Die Frau hob verwirrt eine Augenbraue. „Was meinst du?“
Jack wischte sich den Schweiß vom Gesicht und holte tief Luft. „Ich habe alle Tests durchgeführt, die mir eingefallen sind. Spektrometrie, Dichtemessung, Strahlung, chemische Zusammensetzung, Energieschwankungen … ich habe sogar ein paar neue Tests erfunden. Und ich sage dir – dieses Ding stammt nicht nur nicht von der Erde. Es stammt nicht aus diesem Universum.“
Die Frau verschränkte die Arme, sichtlich skeptisch. „Jack, wir wissen nicht einmal, wie viele Mineralien es im Universum gibt. Was macht dich so sicher, dass es sich nicht einfach um ein unbekanntes Element handelt?“
Jack lachte trocken, fast erschöpft. „Weil alle bekannten Elemente in diesem Universum – sogar die theoretischen – den universellen Gesetzen gehorchen.
Die Schwerkraft zum Beispiel. Jedes Mineral, jedes Atom gehorcht der Schwerkraft. Aber das hier? Das gehorcht nicht der Schwerkraft. Es manipuliert sie.“
Er ging zurück zum Sicherheitsrahmen und deutete auf die schwebenden Instrumente drum herum. „Das schwebt nicht – es verzerrt das Gravitationsfeld um sich herum. Wenn ich Gegenstände in die Nähe fallen lasse, fallen sie nicht in einer geraden Linie. Sie krümmen sich, als würden sie von einer unsichtbaren Kraft abgelenkt.
Und nicht nur der Schwerkraft. Es widersteht Magnetismus, absorbiert selektiv Lichtfrequenzen und sendet Energie in Wellenlängen aus, für die wir nicht einmal Namen haben.“
Der Gesichtsausdruck der Frau verdüsterte sich leicht, als sie zu verstehen begann. „Du sagst also … dieses Ding ist nicht nur außerirdisch. Es stammt nicht aus unserer Dimension.“
Jack sah ihr direkt in die Augen. „Genau. Dieser Stein gehört zu einer höherdimensionalen Realität.“
Stille erfüllte den Raum.
Die Frau öffnete den Mund, aber es kamen keine Worte heraus. Sie dachte, sie hätte schon das Unmöglichste gehört – Menschen mit übernatürlichen Kräften, unnatürliche Stürme –, aber das hier? Ein Artefakt aus einer höheren Dimension?
Dann durchbrach Jacks Stimme erneut die Stille, diesmal noch leiser.
„Da ist noch etwas.“
Die Frau sah auf.
Jack zögerte und rieb sich die Arme, als hätte ihn ein Schauer überzogen. „Ich glaube … ich glaube, es lebt.“
Ihre Augen verengten sich. „Lebt? Du meinst wie ein Parasit?“
Jack schüttelte langsam den Kopf. „Nein. Ich meine, es hat … Intelligenz. Es reagiert auf Reize. Es pulsiert anders, wenn ich mich ihm nähere. Es nimmt nur die Informationen auf, die ich ihm gebe. Es lernt.

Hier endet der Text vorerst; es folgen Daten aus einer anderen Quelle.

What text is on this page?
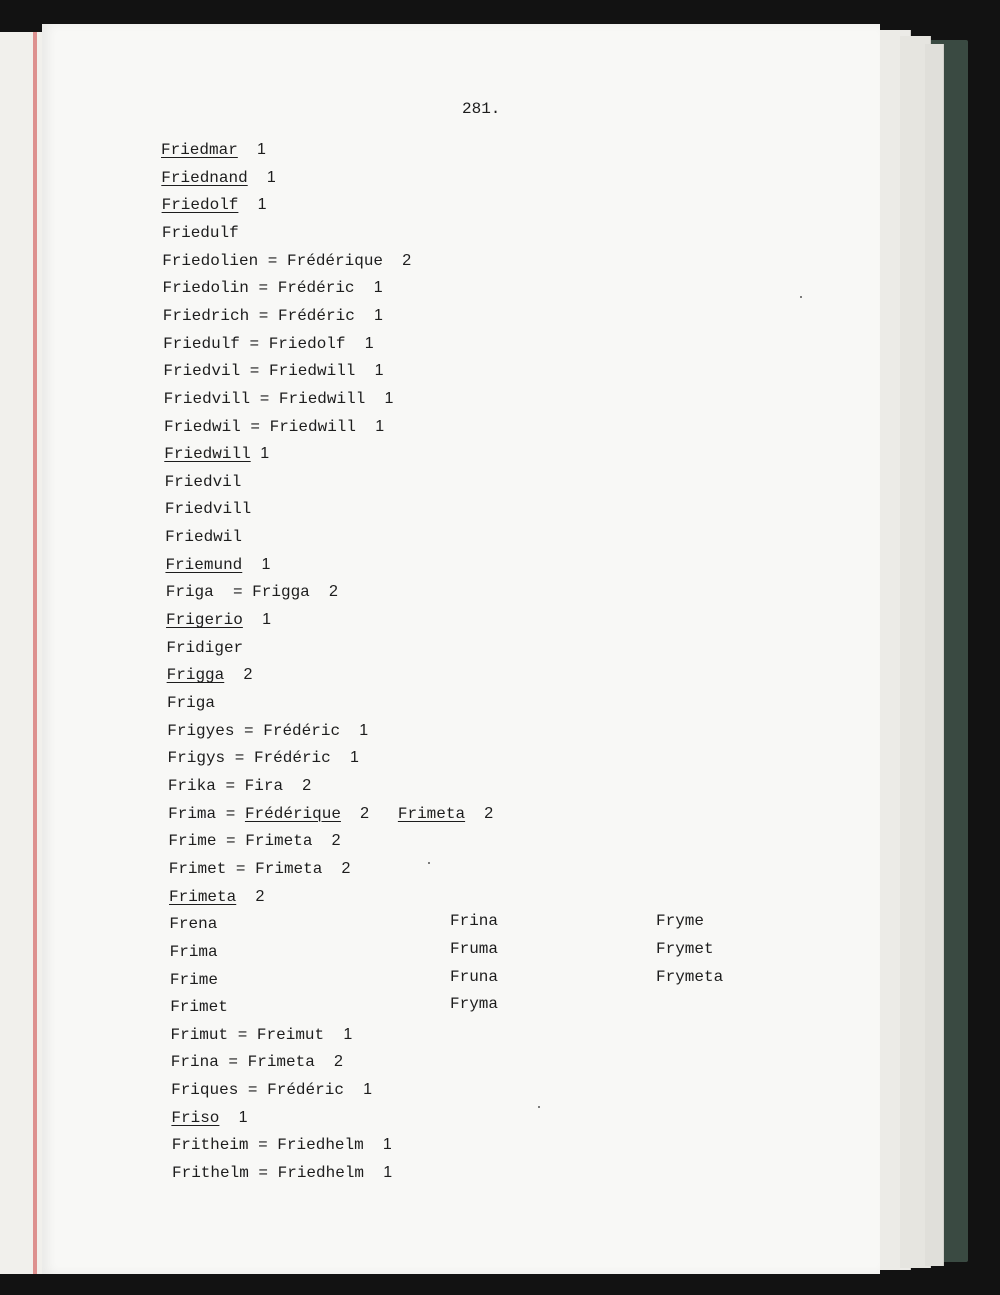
281.
Friedmar 1
Friednand 1
Friedolf 1
Friedulf
Friedolien = Frédérique  2
Friedolin = Frédéric  1
Friedrich = Frédéric  1
Friedulf = Friedolf  1
Friedvil = Friedwill  1
Friedvill = Friedwill  1
Friedwil = Friedwill  1
Friedwill 1
Friedvil
Friedvill
Friedwil
Friemund 1
Friga  = Frigga  2
Frigerio 1
Fridiger
Frigga 2
Friga
Frigyes = Frédéric  1
Frigys = Frédéric  1
Frika = Fira  2
Frima = Frédérique 2 Frimeta 2
Frime = Frimeta  2
Frimet = Frimeta  2
Frimeta 2
Frena
Frima
Frime
Frimet
Frimut = Freimut  1
Frina = Frimeta  2
Friques = Frédéric  1
Friso 1
Fritheim = Friedhelm  1
Frithelm = Friedhelm  1
Frina
Fruma
Fruna
Fryma
Fryme
Frymet
Frymeta
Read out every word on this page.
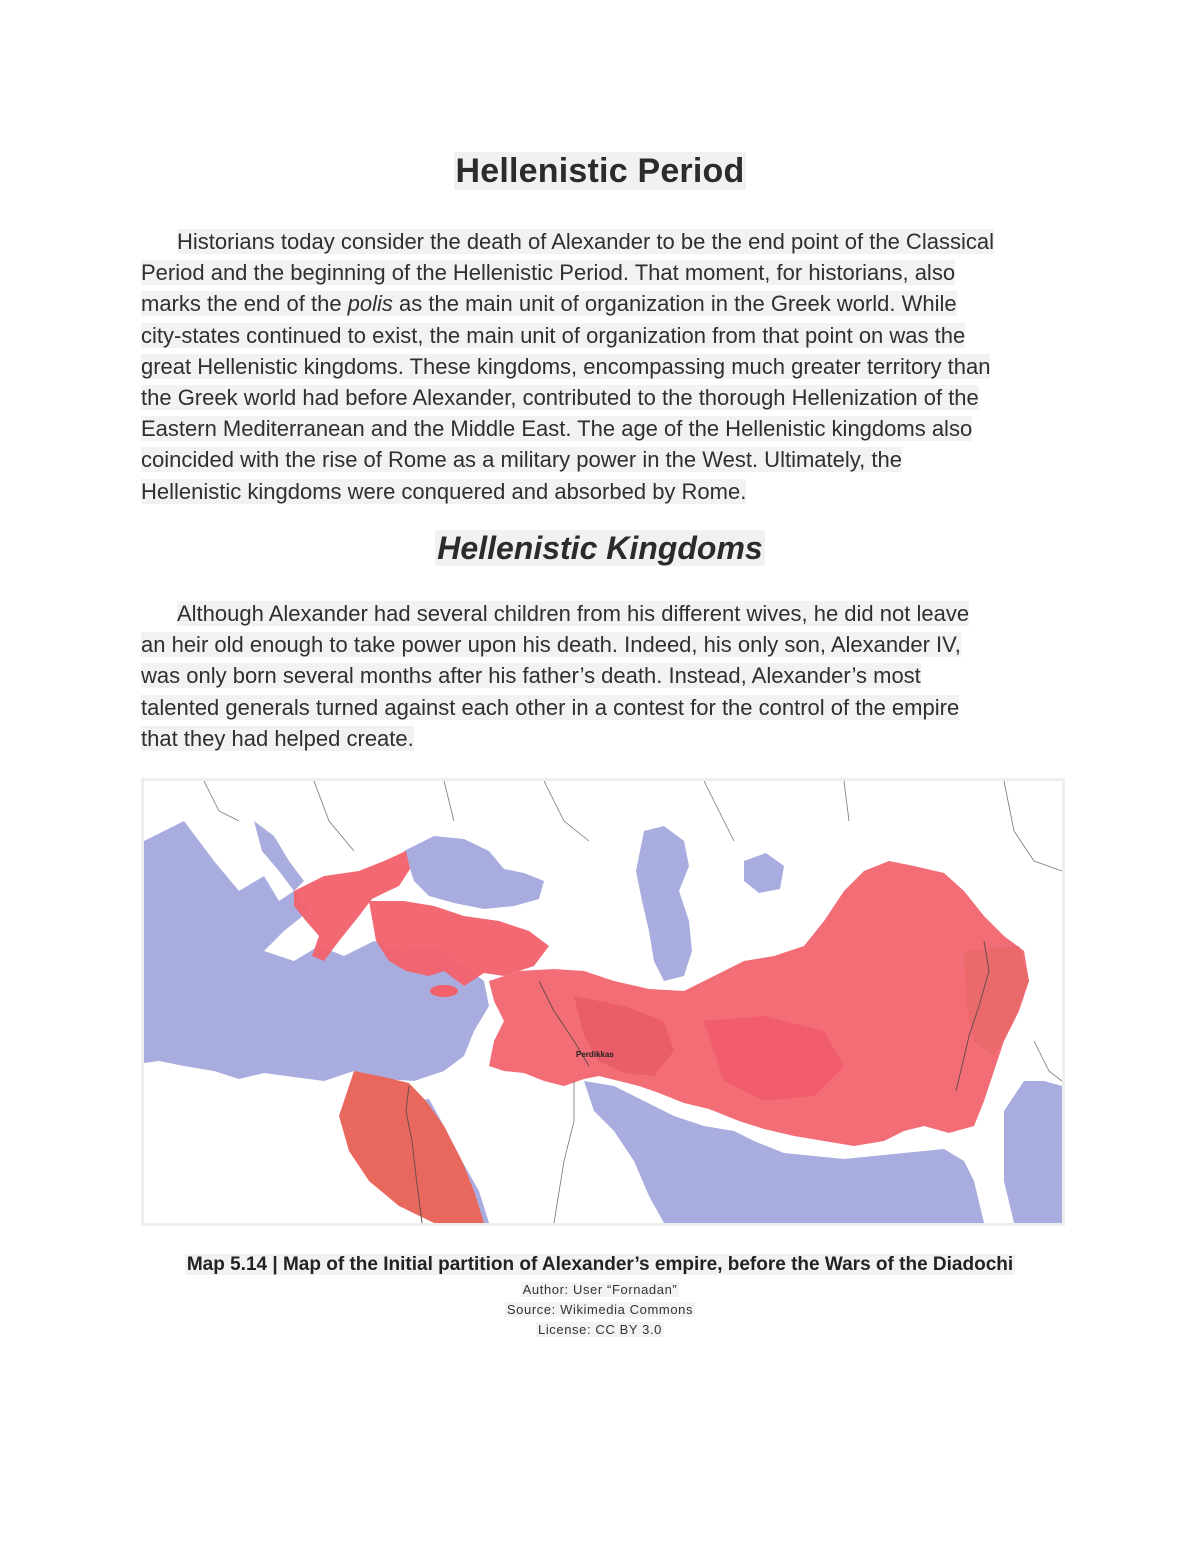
Hellenistic Period
Historians today consider the death of Alexander to be the end point of the Classical
Period and the beginning of the Hellenistic Period. That moment, for historians, also
marks the end of the polis as the main unit of organization in the Greek world. While
city-states continued to exist, the main unit of organization from that point on was the
great Hellenistic kingdoms. These kingdoms, encompassing much greater territory than
the Greek world had before Alexander, contributed to the thorough Hellenization of the
Eastern Mediterranean and the Middle East. The age of the Hellenistic kingdoms also
coincided with the rise of Rome as a military power in the West. Ultimately, the
Hellenistic kingdoms were conquered and absorbed by Rome.
Hellenistic Kingdoms
Although Alexander had several children from his different wives, he did not leave
an heir old enough to take power upon his death. Indeed, his only son, Alexander IV,
was only born several months after his father’s death. Instead, Alexander’s most
talented generals turned against each other in a contest for the control of the empire
that they had helped create.
Perdikkas
Map 5.14 | Map of the Initial partition of Alexander’s empire, before the Wars of the Diadochi
Author: User “Fornadan”
Source: Wikimedia Commons
License: CC BY 3.0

Und die Art, wie es Energie abgibt – das ist kein Zufall. Es folgt einem Muster. Es kommuniziert. Nicht wie eine Maschine. Nicht wie eine KI. Etwas anderes. Etwas Älteres.“
Er trat näher an den Stein heran und starrte auf sein schwaches, pulsierendes Leuchten. „Es beobachtet mich. Und ich glaube nicht, dass es gerne beobachtet wird.“
Die Frau schwieg lange und ließ seine Worte auf sich wirken. Jack hatte bestätigt, was sie zuvor nur befürchtet hatten – dass sie es mit etwas zu tun hatten, das weit über ihr Verständnis hinausging. Keine Waffe. Kein Mineral. Kein Werkzeug. Sondern eine Präsenz.
Und diese Präsenz befand sich jetzt in ihrer Welt.